Effect of Ketamine and Fentanyl in Combination with Midazolam and Propofol during Outpatient Colonoscopy-A Randomised Controlled Trial
Published: September 1, 2018 | DOI: https://doi.org/10.7860/JCDR/2018/25815.12053
Madhusudan Upadya, S Neeta, Gagan Brar, Anand Kulkarni, Jose Chacko
1. Professor, Department of Anaesthesiology, Kasturba Medical College, Mangalore, Manipal University, India.
2. Associate Professor, Department of Anaesthesiology, Kasturba Medical College, Mangalore, Manipal University, India.
3. Registrar, Department of Anaesthesiology, MICU, Fortis Hospital, Bengaluru (Formerly Senior Resident), Kasturba Medical College, Mangalore, India.
4. Consultant, Department of Anaesthesiology, RIPAS Hospital, Brunei Darussalam (Formerly Associate Professor), Kasturba Medical College, Mangalore, Manipal University, India.
5. Senior Consultant DNB, EDIC, Department of Anaesthesiology, Narayana Hrudayalaya, Bengaluru, India.
Correspondence
Dr.
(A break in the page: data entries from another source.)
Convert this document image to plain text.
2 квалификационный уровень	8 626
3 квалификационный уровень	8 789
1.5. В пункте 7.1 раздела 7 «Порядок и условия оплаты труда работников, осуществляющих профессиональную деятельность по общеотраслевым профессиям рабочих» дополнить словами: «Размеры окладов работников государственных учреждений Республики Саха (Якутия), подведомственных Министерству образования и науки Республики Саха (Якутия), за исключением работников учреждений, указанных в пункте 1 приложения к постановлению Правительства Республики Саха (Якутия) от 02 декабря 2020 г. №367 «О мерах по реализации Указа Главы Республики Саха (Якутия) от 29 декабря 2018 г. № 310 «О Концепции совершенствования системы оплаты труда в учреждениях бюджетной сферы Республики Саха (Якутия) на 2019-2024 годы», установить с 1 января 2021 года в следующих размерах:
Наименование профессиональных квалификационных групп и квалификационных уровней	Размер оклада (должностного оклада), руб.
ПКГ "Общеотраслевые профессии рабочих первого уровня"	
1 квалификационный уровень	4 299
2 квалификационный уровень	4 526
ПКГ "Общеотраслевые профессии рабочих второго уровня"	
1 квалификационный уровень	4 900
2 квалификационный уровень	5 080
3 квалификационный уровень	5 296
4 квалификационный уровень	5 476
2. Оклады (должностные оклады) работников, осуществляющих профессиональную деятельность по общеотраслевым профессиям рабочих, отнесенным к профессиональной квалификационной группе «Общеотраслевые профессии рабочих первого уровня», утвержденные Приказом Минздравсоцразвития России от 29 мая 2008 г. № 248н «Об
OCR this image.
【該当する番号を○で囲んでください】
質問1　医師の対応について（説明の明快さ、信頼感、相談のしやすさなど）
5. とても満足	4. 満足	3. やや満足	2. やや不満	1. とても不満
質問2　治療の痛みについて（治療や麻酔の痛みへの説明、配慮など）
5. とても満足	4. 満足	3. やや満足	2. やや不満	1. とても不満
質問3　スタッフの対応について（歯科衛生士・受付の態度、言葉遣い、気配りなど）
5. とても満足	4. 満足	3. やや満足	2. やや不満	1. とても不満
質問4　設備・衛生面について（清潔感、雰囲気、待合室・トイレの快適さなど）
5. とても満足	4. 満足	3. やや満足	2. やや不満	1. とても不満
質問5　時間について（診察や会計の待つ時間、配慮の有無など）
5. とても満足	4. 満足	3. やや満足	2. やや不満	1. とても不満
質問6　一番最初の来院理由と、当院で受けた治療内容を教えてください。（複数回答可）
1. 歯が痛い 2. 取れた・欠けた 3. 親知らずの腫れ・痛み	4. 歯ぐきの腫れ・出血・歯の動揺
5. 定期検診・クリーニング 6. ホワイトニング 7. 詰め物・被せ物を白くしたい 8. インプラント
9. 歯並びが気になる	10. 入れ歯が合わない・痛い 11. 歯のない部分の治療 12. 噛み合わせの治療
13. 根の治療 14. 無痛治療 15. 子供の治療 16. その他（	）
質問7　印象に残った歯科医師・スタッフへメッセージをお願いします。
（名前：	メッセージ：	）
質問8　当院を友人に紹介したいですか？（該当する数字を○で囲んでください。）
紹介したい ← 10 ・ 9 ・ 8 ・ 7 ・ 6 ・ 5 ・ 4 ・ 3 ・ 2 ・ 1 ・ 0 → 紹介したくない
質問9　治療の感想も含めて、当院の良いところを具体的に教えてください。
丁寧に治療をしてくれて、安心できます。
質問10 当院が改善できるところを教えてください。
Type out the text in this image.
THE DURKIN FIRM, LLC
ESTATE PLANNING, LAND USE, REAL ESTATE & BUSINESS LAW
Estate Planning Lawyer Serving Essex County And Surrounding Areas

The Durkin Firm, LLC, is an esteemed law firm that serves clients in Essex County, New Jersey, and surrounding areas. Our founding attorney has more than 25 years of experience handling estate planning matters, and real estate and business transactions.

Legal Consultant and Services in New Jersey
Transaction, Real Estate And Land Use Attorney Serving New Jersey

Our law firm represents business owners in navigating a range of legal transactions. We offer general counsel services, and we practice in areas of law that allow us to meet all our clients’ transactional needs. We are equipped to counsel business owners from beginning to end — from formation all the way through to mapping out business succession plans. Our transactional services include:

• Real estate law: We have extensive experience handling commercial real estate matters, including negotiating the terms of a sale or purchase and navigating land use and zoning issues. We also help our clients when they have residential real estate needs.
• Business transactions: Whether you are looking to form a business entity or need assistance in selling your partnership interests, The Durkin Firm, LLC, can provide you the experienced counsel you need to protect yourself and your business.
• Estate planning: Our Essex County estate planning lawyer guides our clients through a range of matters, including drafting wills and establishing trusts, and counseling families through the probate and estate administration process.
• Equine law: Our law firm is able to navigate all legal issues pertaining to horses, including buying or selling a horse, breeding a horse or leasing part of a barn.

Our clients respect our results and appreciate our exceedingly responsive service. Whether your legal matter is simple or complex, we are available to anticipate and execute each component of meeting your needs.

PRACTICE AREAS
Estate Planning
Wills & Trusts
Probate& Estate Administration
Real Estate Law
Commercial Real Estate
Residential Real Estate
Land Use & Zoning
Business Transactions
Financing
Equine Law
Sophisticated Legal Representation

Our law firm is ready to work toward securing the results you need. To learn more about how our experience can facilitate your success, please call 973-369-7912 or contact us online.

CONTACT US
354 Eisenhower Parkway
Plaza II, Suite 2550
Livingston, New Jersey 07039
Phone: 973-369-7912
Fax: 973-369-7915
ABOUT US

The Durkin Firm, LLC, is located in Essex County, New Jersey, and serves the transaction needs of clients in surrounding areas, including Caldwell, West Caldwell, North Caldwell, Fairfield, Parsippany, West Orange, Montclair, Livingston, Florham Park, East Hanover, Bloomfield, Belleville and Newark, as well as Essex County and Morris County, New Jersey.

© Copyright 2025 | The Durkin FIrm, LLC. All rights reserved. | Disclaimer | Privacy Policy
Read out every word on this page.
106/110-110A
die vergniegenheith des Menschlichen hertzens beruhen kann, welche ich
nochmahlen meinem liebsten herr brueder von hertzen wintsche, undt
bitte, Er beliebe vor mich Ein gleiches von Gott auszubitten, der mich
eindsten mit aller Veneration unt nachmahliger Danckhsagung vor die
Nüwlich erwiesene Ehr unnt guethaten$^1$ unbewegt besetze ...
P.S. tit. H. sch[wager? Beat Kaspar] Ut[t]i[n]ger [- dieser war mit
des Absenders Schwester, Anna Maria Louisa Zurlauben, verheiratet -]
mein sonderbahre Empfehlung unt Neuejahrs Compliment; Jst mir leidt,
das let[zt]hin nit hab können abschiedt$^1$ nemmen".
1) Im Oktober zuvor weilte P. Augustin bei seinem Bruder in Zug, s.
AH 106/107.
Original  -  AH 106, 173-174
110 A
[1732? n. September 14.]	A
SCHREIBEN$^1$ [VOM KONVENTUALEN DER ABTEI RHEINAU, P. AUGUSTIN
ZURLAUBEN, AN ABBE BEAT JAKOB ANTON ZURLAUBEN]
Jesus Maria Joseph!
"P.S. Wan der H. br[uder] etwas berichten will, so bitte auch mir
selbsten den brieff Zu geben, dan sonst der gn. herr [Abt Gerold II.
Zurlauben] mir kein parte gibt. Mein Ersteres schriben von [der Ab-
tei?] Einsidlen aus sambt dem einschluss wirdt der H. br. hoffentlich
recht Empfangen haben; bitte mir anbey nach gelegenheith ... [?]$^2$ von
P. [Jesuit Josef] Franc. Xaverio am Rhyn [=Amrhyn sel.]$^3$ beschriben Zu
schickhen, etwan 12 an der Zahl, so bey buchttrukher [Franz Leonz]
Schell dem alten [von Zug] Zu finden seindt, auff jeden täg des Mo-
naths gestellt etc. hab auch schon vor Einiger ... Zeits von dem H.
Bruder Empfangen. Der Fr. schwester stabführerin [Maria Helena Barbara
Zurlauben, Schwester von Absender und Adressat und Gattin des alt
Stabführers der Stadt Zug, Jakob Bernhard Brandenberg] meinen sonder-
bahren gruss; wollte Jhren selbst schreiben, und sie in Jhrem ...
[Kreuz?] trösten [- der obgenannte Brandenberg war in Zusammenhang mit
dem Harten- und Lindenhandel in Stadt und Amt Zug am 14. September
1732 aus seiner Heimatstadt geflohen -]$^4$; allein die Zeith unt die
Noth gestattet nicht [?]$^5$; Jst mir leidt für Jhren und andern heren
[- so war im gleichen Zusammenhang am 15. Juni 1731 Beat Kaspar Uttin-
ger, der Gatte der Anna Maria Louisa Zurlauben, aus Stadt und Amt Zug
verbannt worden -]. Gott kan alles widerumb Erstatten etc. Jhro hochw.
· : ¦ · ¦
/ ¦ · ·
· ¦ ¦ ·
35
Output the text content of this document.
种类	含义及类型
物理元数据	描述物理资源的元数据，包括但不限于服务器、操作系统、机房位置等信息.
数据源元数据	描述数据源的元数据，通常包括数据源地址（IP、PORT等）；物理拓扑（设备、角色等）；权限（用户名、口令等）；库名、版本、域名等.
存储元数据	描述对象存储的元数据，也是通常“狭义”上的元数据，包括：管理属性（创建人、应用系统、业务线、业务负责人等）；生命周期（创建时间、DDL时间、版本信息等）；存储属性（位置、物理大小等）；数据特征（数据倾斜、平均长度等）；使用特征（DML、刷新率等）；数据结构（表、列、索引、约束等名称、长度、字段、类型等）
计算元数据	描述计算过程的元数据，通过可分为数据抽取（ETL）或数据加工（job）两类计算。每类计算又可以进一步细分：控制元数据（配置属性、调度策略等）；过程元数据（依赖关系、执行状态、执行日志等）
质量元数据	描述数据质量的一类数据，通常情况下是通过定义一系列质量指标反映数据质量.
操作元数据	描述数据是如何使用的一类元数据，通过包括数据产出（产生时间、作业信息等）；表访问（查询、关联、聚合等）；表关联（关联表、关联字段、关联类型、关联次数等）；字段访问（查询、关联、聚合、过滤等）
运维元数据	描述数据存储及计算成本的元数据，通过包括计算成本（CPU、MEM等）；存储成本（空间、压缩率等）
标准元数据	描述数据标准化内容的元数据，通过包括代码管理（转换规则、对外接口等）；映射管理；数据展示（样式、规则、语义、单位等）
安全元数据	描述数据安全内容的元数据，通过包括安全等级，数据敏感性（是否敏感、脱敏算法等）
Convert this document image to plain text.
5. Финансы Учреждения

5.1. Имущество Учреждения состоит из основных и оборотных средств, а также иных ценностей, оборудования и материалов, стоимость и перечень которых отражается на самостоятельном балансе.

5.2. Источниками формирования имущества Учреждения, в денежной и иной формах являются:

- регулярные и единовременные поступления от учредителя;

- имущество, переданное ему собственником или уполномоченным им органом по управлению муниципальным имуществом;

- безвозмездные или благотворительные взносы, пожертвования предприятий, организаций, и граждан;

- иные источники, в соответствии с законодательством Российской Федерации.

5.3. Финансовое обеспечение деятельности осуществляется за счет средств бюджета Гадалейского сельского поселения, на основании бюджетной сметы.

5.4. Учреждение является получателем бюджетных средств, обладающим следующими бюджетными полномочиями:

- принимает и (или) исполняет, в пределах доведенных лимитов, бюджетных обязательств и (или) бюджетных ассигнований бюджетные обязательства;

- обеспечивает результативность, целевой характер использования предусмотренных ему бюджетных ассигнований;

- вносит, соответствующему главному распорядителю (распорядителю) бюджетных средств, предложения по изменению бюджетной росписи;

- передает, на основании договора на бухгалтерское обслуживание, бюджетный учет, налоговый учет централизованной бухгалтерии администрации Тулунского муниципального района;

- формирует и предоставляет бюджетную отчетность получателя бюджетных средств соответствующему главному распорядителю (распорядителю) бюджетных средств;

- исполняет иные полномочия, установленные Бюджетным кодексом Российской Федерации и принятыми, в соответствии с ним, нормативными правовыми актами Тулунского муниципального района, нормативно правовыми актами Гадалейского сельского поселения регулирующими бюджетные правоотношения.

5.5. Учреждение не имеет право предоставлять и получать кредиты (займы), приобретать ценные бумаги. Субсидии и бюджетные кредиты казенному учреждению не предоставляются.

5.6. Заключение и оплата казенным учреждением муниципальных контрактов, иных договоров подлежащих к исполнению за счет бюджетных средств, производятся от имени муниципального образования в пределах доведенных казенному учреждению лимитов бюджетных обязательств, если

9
Madhusudan Upadya,
MD, Professor of Anaesthesiology, Kasturba Medical College Hospital, Attavar, Mangalore-575001,
Mangalore, Manipal University, India.
E-mail: madhusudan.upadya@manipal.edu
Introduction: There are various methods for sedation in colonoscopy and ketamine has been found to be an effective alternative drug for sedation.
Aim: To compare the efficacy and haemodynamic stability of lower dose of ketamine and fentanyl co-administered with midazolam and propofol for colonoscopy.
Materials and Methods: Sixty American Society of Anaesthesiologists (ASA) I-II patients undergoing colonoscopy were randomised into two groups. Group I (n=30) (Fentanyl group) was assigned to receive midazolam 20µg/kg, propofol and fentanyl 2µg/kg. Group II (n=30) (Ketamine group) was assigned to receive midazolam 20µg/kg, propofol and ketamine 0.5mg/kg. The parameters measured include haemodynamic stability, recovery, pain scores and endoscopists satisfaction. All statistical analysis was carried out using Medcalc Statistical Software version 11.0 (Medcalc Software bvba, Belgium).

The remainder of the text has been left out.